With its tricky, silver beams;

Push the moon from off

Its silver throne.

All the world is weary, darlin’,

Dark and dull and dreary,

When you’re broke and all alone.

6. Dance of the Machine (A ballet with women as moving parts of an industrial machine.)
Daniel Lord Pamphlet Atheism Doesn't Make Sense
7. City Hall Sketch
8. We Are the Raspberry Shirts (A satire on the black and brown shirt fascists.)
9. I Bring a Basket to the Poor (A sketch about wealthy women giving baskets to the poor but ignoring the economic causes of poverty.)
10. My Dearest (A song by the St. Elizabeth’s group.)
11. Just Dance (A dance by the St.
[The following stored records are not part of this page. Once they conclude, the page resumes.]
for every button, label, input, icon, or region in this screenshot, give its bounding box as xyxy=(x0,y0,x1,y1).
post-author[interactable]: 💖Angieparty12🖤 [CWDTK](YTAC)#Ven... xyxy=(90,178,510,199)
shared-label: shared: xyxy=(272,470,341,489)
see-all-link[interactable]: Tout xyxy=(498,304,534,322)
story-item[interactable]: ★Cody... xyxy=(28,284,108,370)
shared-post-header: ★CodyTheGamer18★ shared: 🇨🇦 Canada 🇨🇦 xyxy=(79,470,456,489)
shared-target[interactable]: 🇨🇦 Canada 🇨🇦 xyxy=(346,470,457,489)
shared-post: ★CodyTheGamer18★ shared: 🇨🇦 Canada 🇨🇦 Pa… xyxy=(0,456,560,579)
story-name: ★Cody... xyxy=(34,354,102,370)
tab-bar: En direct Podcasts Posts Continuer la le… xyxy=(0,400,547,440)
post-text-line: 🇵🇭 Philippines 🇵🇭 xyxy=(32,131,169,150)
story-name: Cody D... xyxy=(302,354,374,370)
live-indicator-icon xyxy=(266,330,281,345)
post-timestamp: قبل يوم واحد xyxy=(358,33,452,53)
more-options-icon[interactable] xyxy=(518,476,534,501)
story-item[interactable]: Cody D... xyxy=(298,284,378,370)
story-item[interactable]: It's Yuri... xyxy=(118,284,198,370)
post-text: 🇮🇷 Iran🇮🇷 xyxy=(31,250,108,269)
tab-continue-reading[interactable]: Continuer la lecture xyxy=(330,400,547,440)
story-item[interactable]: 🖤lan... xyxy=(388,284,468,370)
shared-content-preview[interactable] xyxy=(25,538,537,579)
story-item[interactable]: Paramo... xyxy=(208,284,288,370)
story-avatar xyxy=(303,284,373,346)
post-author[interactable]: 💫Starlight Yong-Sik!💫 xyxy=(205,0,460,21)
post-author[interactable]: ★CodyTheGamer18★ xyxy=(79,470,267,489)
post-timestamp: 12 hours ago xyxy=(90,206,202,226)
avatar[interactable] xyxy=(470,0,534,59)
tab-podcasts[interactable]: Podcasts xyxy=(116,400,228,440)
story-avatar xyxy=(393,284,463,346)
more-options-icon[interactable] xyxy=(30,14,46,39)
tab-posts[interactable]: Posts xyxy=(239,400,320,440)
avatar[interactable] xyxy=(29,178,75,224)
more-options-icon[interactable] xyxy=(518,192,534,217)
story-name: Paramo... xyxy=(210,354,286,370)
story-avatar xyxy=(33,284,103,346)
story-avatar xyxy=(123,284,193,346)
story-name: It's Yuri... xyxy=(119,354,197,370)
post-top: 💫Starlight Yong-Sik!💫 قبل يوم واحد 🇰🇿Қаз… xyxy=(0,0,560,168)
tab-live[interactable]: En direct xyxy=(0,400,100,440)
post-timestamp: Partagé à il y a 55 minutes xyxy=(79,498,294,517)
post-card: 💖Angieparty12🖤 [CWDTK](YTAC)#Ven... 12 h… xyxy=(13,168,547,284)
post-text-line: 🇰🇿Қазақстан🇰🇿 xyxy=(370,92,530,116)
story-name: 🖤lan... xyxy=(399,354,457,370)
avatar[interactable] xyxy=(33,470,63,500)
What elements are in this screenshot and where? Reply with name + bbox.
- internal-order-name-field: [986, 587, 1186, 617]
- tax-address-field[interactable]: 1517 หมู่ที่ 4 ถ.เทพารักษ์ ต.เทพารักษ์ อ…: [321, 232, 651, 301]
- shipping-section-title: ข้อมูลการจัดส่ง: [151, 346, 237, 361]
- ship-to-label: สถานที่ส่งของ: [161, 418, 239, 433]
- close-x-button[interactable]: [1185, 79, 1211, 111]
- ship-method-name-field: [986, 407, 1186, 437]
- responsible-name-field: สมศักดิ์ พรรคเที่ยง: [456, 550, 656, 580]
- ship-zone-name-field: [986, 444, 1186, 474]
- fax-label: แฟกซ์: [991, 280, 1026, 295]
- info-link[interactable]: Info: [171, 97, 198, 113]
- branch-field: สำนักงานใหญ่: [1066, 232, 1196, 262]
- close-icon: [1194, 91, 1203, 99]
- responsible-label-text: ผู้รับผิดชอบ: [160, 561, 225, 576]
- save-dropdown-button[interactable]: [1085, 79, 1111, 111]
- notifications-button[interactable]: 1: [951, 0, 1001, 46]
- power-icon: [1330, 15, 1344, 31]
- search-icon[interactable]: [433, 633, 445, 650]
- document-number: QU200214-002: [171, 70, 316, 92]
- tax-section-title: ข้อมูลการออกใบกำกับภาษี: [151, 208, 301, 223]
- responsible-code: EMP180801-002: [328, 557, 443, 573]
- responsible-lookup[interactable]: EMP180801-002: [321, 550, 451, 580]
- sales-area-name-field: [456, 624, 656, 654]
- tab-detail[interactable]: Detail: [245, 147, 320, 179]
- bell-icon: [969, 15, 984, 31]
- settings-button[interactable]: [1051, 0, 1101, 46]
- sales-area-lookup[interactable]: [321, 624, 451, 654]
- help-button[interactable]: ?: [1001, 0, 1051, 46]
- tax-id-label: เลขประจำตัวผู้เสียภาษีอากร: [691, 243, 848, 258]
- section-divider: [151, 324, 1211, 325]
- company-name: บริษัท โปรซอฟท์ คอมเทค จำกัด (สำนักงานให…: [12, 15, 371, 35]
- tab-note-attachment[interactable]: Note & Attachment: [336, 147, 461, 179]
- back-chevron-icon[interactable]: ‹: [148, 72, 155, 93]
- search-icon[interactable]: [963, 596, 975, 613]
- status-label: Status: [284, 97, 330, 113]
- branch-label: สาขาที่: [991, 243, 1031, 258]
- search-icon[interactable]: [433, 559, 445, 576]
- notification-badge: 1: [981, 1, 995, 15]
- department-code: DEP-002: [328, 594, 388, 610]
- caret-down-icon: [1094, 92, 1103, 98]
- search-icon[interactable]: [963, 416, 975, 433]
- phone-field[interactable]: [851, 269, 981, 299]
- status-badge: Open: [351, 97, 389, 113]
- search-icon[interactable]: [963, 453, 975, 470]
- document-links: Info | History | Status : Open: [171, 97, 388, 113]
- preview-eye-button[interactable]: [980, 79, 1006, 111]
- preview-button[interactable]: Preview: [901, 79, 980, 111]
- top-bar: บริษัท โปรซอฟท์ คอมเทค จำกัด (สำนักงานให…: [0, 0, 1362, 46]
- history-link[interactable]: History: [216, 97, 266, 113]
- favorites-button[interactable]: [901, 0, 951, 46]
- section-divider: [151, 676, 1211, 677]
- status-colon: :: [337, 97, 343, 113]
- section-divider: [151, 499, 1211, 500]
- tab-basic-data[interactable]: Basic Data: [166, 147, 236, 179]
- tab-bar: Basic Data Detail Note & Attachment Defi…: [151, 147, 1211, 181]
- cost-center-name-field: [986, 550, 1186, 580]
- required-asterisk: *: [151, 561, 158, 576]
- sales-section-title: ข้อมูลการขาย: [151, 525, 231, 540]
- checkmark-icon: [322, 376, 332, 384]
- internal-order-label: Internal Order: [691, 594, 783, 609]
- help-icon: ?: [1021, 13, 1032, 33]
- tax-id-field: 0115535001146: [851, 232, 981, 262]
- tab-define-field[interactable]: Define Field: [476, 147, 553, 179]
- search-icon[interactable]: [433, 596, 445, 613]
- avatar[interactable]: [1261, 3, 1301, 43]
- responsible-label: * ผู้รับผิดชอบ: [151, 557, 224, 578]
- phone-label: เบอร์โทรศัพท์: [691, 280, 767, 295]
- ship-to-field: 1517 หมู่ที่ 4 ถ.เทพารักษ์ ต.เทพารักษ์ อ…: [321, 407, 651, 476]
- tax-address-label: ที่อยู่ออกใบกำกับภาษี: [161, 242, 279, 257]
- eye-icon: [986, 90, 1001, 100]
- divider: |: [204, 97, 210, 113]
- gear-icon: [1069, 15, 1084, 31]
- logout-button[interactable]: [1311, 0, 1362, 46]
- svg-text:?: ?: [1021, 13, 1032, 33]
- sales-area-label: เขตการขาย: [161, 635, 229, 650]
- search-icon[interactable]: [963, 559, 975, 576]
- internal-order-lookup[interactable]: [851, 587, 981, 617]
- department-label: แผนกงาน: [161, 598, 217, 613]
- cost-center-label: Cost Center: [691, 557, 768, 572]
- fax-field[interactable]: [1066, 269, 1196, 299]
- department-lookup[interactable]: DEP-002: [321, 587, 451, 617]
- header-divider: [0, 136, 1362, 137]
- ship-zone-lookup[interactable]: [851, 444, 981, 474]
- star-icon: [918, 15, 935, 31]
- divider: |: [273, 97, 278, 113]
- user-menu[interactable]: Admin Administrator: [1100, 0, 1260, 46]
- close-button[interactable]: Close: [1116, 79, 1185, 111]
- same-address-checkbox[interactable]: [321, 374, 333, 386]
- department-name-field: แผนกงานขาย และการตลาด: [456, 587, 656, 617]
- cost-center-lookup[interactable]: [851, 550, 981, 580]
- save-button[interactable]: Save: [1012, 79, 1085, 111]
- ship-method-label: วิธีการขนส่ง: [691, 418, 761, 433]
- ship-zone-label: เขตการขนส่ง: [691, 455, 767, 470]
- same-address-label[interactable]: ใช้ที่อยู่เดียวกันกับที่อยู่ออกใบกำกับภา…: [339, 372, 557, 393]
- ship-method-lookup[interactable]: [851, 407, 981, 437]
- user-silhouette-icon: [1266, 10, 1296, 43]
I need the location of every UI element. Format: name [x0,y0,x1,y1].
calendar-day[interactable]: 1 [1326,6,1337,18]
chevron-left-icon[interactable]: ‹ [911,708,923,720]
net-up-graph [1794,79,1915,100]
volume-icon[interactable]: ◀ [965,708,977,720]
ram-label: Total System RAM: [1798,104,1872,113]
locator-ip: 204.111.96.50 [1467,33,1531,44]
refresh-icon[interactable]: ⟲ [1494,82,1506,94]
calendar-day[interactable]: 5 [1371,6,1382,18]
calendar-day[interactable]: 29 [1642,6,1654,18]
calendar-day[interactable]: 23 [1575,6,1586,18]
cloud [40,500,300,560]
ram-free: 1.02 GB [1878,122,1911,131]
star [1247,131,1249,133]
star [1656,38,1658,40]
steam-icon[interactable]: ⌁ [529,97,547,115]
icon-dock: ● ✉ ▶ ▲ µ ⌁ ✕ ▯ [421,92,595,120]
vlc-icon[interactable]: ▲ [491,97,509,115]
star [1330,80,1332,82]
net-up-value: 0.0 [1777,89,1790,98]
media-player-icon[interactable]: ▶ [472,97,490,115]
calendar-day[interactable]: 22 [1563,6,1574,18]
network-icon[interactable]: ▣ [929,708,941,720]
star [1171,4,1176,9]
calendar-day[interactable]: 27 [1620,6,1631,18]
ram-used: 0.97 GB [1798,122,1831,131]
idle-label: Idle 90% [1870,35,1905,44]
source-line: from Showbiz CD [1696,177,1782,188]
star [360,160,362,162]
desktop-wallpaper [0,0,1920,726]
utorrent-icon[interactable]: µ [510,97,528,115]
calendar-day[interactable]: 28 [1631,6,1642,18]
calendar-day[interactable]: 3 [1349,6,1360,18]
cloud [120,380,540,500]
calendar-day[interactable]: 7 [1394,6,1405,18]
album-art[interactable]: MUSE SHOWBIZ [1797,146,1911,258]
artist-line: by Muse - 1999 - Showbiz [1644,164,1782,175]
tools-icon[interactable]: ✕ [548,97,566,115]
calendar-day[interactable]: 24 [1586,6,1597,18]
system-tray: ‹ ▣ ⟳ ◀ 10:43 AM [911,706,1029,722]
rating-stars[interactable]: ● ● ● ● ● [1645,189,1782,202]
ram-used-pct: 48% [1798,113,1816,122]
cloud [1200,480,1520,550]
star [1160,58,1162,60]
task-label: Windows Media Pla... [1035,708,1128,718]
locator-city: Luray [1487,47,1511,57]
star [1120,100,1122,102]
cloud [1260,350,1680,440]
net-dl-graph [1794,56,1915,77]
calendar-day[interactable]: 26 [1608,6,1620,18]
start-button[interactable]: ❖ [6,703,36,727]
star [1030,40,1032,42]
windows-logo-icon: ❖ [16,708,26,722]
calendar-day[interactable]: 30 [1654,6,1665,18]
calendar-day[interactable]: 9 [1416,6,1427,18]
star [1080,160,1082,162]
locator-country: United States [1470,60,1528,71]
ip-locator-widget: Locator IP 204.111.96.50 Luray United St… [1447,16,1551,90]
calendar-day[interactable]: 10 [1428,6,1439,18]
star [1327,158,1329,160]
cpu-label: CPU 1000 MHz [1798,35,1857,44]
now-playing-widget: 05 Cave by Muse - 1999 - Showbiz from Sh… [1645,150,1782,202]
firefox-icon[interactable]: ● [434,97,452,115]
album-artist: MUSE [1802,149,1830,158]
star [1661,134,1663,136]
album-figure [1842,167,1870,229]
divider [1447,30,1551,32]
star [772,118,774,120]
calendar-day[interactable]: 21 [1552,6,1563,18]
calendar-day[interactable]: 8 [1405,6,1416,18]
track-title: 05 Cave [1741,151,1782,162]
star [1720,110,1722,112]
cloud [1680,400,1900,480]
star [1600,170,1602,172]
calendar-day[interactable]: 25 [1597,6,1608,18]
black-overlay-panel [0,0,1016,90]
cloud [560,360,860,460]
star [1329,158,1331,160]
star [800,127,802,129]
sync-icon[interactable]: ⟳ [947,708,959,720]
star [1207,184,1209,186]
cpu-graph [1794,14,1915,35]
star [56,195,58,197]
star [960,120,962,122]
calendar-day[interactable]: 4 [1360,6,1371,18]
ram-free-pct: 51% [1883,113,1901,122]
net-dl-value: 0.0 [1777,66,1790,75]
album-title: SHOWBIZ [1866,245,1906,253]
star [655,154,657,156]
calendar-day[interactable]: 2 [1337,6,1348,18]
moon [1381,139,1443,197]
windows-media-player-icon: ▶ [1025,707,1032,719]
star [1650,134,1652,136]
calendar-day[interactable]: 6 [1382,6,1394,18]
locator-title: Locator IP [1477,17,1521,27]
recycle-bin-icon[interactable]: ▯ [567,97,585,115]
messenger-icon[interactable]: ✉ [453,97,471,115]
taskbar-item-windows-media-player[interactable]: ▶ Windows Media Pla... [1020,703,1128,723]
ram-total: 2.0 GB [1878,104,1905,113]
Elizabeth’s group.)
12. White Man What’s My Place?
13. Radio Skits
14. Here’s My Hand
15. Women of the Spanish Revolution
16. The Irish Green Pastures (In 1946 Lord would publish this as How the Fairies Came to Ireland.)
17. Closing Chorus

The Squabble over What Catholicity and Communism Have in Common

Catchy titles were key to Lord’s pamphlets: he had a strong marketing sense.  The title What Catholicity and Communism Have in Common was a typical attention-grabber.  However this pamphlet caught the attention of the prominent Father Edward Lodge Curran of Brooklyn, who condemned the pamphlet and called for silencing of Lord.  On an April 14, 1936 radio broadcast entitled Comfort for the Enemy, he railed:

By what right does the author place at the top of his cover design a cross and at the bottom of his cover design the hammer and sickle?  The very title of this Queen's Work pamphlet will comfort Communists at home and abroad.  The publication of this pamphlet...is the most disastrous event in the present world of Catholic Action.... In title, in cover design and in content this pamphlet is the most dangerous and misleading publication ever printed in America.... I beg the Bishops and clergy of America to stop its distribution throughout our Catholic colleges and high schools.  I beg the pastors of America to keep it out of the pamphlet racks.  Write your protest to the author's superior.  Write your protest to the bishop of your diocese.27

Many people wrote letters.  The Archbishop of St. Louis, admitting he had not read the pamphlet, got cold feet about having given his imprimatur.  Lord’s provincial had the original Jesuit censors of the pamphlet go over it again.  They rejected all the charges by Curran.  Lord’s Provincial stood behind him.